Two D.H. Lawrence creations bookended the 1960s: the obscenity trial of Lady Chatterley’s Lover in 1963 (the year in which Philip Larkin alleged that sexual intercourse began) and the international hit that Ken Russell made of Women in Love.
Gerald Crich (Oliver Reed) – the brutish, aristocratic son of a coal industrialist – and Rupert Birkin (Alan Bates) – a school inspector possessed of extravagantly quixotic theories about nature, life and love, all seeming to channel from a nascent awareness of his bisexuality – are best friends who fall in love with a pair of sisters, Gudrun (Glenda Jackson), a sculptress and Ursula Brangwen (Jennie Linden), a schoolteacher, in the coal-mining town of Beldover in postwar England.

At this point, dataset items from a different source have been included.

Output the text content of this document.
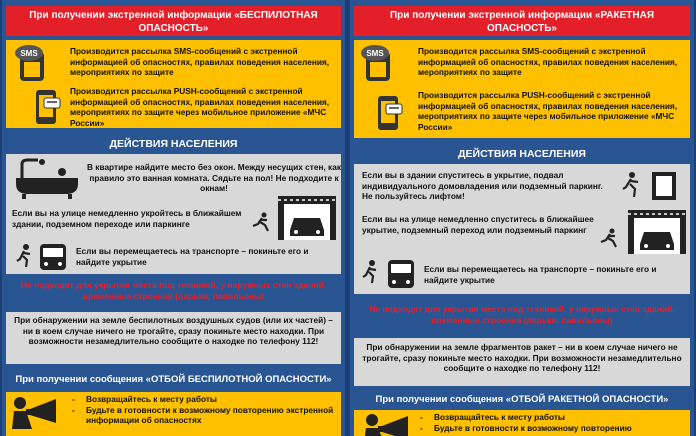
При получении экстренной информации «БЕСПИЛОТНАЯ ОПАСНОСТЬ»
SMS	Производится рассылка SMS-сообщений с экстренной информацией об опасностях, правилах поведения населения, мероприятиях по защите
Производится рассылка PUSH-сообщений с экстренной информацией об опасностях, правилах поведения населения, мероприятиях по защите через мобильное приложение «МЧС России»
ДЕЙСТВИЯ НАСЕЛЕНИЯ
В квартире найдите место без окон. Между несущих стен, как правило это ванная комната. Сядьте на пол! Не подходите к окнам!
Если вы на улице немедленно укройтесь в ближайшем здании, подземном переходе или паркинге
Если вы перемещаетесь на транспорте – покиньте его и найдите укрытие
Не подходят для укрытия места под техникой, у наружных стен зданий, временные строения (ларьки, павильоны)
При обнаружении на земле беспилотных воздушных судов (или их частей) – ни в коем случае ничего не трогайте, сразу покиньте место находки. При возможности незамедлительно сообщите о находке по телефону 112!
При получении сообщения «ОТБОЙ БЕСПИЛОТНОЙ ОПАСНОСТИ»
- Возвращайтесь к месту работы
- Будьте в готовности к возможному повторению экстренной информации об опасностях
При получении экстренной информации «РАКЕТНАЯ ОПАСНОСТЬ»
SMS	Производится рассылка SMS-сообщений с экстренной информацией об опасностях, правилах поведения населения, мероприятиях по защите
Производится рассылка PUSH-сообщений с экстренной информацией об опасностях, правилах поведения населения, мероприятиях по защите через мобильное приложение «МЧС России»
ДЕЙСТВИЯ НАСЕЛЕНИЯ
Если вы в здании спуститесь в укрытие, подвал индивидуального домовладения или подземный паркинг. Не пользуйтесь лифтом!
Если вы на улице немедленно спуститесь в ближайшее укрытие, подземный переход или подземный паркинг
Если вы перемещаетесь на транспорте – покиньте его и найдите укрытие
Не подходят для укрытия места под техникой, у наружных стен зданий, временные строения (ларьки, павильоны)
При обнаружении на земле фрагментов ракет – ни в коем случае ничего не трогайте, сразу покиньте место находки. При возможности незамедлительно сообщите о находке по телефону 112!
При получении сообщения «ОТБОЙ РАКЕТНОЙ ОПАСНОСТИ»
- Возвращайтесь к месту работы
- Будьте в готовности к возможному повторению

Rupert marries Ursula, Gerald begins a love affair with Gudrun, and the foursome embarks upon a Swiss honeymoon. But the relationships take markedly different directions, as director Russell explores the nature of commitment and love.
The success of the film was at least partially thanks to one of the most notorious scenes in all British cinema, in which Alan Bates and Oliver Reed engage in full-frontally naked wrestling on a rug in front of an open fire to underscore their characters’ latent homoeroticism.
But there was also a powerful sensuality emanating from Glenda Jackson’s Oscar-winning performance as the wayward Gudrun.
Women in Love is sumptuously filmed, magnificently costumed (by Shirley Russell), and so exceptionally well-acted you can watch it again and again without ever unearthing all the delightful nuances in the actors’ performances.